Jos. A. Bank Clothiers, Inc.: The Men’s Wearhouse Bid
(7 pages of text)
Jos. A. Bank Clothiers, Inc. (Jos. A. Bank), a men’s apparel retail chain, made a bid to acquire its industry rival, the Men’s Wearhouse. The Men’s Wearhouse not only rebuffed the bid but turned around and made a counter bid to acquire Jos. A. Bank. Initially, Jos. A. Bank merely rejected the offer as inadequate but subsequently made an offer to buy Eddie Bauer, a chain selling outdoor apparel, to make itself an unattractive target for the Men’s Wearhouse. Surrounding this takeover drama were a host of other actors, including Beacon Light Capital, a hedge fund that called for significant governance changes at Jos. A. Bank, and a second hedge fund, Eminence Capital, that owned stock in both Jos. A. Bank and the Men’s Wearhouse, and had filed a lawsuit against Jos. A. Bank to push for the deal to go through. The chairman of Jos. A. Bank’s board was faced with a critical decision regarding the acquisition offer from the Men’s Wearhouse and his own company’s offer to buy Eddie Bauer.

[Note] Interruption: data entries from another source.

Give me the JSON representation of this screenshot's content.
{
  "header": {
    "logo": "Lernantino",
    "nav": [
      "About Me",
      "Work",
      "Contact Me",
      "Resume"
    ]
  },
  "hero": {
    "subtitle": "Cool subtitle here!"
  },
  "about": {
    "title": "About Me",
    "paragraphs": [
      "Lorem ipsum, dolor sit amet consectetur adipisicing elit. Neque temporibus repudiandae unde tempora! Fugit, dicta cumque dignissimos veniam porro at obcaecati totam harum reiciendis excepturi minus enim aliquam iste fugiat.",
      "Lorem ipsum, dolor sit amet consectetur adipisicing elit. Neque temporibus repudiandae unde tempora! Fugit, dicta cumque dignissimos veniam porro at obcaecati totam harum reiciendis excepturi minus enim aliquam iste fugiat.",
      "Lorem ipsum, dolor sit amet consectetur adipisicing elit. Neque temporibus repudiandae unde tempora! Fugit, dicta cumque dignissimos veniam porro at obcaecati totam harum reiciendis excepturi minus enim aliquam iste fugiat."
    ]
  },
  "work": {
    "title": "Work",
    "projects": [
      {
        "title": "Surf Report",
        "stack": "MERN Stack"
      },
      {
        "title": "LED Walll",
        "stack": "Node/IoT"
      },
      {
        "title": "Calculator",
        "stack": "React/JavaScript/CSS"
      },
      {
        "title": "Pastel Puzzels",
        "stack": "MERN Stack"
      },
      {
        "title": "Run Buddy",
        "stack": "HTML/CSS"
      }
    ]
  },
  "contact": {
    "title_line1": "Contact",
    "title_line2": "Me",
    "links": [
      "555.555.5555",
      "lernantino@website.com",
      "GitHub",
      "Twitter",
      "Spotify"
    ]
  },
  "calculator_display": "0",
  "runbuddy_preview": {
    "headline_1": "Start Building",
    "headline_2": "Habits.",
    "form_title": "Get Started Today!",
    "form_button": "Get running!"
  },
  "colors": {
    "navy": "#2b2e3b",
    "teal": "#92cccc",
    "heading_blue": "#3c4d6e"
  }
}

This case covers several key topics in the broad area of corporate governance including:
- The role of a company’s board as agents of stockholders.
- An examination of various internal measures (e.g., the role of the board and compensation practices) to guard against agency problems.
- The effectiveness of the market for corporate control as a governance mechanism.
- An identification and evaluation of the role played by activist investors.